Less than a week into the NIL era, we’re already seeing its next evolution: team-wide deals
Every Miami Hurricanes player on scholarship will reportedly be able to make an endorsement deal with a mixed martial arts academy.
Every Miami Hurricanes player on scholarship will reportedly be able to make an endorsement deal with a mixed martial arts academy. [ Times (2018) ]
Published Jul. 6
Updated Jul. 6

College sports’ name, image and likeness era has quickly entered a new phase: entire teams landing endorsement deals together.

The state already has landed at least two such deals in the six days since legislation took effect allowing college athletes to make money off their name, image and likeness.

Related: Name, image and likeness deals started at midnight for a one-employee Tampa tech company

Rivals’ Miami site, CaneSport, reported that a mixed martial arts academy, American Top Team, will offer $500 a month to all of the Hurricanes’ scholarship players for things like social media posts and personal appearances. If every player opts in, the price tag will exceed $500,000 a year.

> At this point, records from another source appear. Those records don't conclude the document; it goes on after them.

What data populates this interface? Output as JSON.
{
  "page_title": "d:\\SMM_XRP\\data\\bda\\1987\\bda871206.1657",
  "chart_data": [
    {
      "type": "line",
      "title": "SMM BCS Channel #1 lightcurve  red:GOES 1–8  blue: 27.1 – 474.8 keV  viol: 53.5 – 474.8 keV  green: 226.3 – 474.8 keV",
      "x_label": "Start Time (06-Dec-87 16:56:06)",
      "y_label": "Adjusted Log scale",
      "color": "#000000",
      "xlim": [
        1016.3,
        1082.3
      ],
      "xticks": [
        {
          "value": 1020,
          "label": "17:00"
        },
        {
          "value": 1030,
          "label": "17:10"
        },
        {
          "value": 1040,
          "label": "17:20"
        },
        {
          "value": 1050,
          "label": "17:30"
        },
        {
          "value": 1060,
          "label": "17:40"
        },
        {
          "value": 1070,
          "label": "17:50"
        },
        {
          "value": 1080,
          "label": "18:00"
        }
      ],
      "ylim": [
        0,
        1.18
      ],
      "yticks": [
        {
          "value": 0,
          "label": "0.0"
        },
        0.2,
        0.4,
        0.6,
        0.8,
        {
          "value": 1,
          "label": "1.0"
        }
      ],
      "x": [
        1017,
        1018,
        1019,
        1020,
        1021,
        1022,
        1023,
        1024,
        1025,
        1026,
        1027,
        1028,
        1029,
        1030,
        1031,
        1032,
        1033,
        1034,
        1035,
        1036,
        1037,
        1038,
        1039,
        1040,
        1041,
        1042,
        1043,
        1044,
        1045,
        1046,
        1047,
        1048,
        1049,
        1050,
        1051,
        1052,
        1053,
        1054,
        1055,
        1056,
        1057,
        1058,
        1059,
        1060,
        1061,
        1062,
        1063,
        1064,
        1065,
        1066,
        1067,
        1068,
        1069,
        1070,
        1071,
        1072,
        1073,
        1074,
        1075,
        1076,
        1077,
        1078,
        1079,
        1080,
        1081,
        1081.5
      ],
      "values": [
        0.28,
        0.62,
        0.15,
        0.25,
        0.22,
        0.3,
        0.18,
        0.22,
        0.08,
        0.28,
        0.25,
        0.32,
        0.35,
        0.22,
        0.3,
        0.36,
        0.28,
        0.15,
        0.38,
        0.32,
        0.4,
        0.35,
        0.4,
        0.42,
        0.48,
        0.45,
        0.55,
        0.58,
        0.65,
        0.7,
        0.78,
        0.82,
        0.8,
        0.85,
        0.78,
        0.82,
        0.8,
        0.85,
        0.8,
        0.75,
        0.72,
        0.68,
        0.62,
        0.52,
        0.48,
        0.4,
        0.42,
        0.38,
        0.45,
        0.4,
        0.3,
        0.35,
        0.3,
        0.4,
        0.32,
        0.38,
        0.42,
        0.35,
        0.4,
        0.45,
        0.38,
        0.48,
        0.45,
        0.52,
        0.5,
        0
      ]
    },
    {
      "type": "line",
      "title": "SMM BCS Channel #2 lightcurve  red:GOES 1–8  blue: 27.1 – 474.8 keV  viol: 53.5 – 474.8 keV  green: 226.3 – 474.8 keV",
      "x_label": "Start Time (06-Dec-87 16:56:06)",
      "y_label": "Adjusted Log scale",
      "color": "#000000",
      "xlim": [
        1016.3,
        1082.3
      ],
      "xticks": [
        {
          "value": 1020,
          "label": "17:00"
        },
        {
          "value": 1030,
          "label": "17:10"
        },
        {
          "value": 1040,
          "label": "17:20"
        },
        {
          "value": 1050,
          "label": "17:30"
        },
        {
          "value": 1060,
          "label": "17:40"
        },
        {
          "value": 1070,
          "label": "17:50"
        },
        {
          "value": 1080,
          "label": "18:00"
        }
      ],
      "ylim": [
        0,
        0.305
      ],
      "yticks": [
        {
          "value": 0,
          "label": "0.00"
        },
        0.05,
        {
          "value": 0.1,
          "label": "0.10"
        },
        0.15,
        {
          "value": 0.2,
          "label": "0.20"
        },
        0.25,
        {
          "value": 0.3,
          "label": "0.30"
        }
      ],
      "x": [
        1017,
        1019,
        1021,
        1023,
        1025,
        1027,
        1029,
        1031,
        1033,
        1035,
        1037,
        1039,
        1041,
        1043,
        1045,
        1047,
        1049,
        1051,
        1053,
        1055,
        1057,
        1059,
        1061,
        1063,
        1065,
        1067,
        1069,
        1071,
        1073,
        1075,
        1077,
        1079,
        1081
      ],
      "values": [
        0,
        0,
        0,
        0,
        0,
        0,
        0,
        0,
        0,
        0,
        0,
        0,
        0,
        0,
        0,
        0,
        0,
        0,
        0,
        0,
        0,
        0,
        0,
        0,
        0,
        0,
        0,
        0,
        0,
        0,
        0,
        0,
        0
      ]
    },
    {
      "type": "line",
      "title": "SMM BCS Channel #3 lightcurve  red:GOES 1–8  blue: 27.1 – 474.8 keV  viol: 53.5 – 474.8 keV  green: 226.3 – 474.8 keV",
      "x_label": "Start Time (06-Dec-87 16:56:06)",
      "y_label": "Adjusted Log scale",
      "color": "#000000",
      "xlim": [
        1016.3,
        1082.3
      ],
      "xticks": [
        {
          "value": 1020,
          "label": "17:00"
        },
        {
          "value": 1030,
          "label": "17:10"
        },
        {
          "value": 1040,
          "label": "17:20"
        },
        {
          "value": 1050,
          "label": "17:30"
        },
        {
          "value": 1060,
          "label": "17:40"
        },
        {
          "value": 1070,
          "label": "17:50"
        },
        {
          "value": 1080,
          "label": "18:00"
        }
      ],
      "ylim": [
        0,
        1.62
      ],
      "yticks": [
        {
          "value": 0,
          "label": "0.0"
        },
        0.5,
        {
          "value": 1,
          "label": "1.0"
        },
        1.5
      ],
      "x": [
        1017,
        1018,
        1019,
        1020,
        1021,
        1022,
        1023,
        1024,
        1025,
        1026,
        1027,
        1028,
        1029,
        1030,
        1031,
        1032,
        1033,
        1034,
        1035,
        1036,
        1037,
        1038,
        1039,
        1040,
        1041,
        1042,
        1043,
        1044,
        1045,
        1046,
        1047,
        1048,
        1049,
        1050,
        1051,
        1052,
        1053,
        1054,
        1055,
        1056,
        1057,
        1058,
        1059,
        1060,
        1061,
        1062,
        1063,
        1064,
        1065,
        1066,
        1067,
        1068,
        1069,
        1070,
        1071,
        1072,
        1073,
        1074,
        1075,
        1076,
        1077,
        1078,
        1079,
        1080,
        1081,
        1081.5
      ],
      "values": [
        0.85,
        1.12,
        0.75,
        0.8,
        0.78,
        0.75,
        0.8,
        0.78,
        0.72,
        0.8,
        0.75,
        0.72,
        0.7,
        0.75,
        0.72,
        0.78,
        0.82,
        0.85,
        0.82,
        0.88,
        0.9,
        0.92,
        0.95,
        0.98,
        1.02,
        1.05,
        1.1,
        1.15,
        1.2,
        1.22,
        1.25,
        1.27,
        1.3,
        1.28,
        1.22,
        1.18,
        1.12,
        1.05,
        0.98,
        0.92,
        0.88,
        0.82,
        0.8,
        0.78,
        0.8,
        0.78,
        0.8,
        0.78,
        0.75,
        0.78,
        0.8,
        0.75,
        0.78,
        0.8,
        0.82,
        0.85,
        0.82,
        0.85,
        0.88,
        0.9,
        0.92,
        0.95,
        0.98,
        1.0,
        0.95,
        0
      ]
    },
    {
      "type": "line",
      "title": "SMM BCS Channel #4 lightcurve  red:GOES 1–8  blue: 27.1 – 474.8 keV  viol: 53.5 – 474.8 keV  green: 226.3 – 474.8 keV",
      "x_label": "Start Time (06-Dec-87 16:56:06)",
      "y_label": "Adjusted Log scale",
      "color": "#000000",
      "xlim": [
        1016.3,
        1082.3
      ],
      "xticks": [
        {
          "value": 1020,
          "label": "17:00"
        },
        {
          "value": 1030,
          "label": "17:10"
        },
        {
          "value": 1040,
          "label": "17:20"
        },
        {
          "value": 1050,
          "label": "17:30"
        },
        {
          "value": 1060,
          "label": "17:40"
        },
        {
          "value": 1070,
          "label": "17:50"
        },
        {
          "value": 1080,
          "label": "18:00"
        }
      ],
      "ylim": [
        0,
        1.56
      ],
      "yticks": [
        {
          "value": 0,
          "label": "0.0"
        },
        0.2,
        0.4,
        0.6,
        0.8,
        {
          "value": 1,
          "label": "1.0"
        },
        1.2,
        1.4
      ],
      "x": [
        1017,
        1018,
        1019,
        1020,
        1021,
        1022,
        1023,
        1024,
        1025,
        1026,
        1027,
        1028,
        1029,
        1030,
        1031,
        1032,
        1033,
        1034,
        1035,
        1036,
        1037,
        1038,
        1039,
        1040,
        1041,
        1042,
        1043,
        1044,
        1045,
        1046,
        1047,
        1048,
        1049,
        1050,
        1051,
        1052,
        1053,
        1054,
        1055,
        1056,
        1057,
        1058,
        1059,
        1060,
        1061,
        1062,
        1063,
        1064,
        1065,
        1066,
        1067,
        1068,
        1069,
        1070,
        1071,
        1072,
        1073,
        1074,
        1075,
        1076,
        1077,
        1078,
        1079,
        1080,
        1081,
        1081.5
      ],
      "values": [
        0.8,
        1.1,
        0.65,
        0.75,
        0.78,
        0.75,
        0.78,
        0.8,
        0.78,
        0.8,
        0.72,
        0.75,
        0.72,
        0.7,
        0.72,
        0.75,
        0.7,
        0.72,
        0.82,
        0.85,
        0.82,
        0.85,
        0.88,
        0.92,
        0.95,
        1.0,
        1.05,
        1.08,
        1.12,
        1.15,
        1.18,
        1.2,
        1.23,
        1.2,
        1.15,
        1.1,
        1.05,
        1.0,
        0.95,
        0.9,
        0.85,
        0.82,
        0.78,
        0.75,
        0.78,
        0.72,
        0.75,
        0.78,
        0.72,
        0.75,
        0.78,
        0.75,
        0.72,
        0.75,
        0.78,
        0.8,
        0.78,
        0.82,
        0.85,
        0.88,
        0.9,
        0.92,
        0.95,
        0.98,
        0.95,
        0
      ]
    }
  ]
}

“I originally planned to just enter into deals with a few players, and then it hit me that there is a way bigger play here,” company founder Dan Lambert told CaneSport. “With the right contacts, effort and financial commitment, we can reach every player and get this city firmly behind this team where it should be.”

The UCF women’s basketball team is also poised for an expansive deal. College Hunks Hauling Junk and Moving has sponsored the Knights’ entire roster in a deal that was finalized over the weekend. Terms have not been disclosed, but an official announcement happened Tuesday afternoon.

The deals show how quickly the name, image and likeness marketplace is evolving. The first few days centered on individual deals — some big, some small. Team deals look like one of the next steps.

They also will alleviate one of the biggest concerns about this nation-wide change. High-profile players have larger followings and will likely get more deals worth more money. If the star quarterback is bringing in thousands of dollars and his linemen aren’t, that might lead to tension in the locker room. But if everyone who wants a cut can get one with a team-wide deal, that dynamic changes, at least in this instance.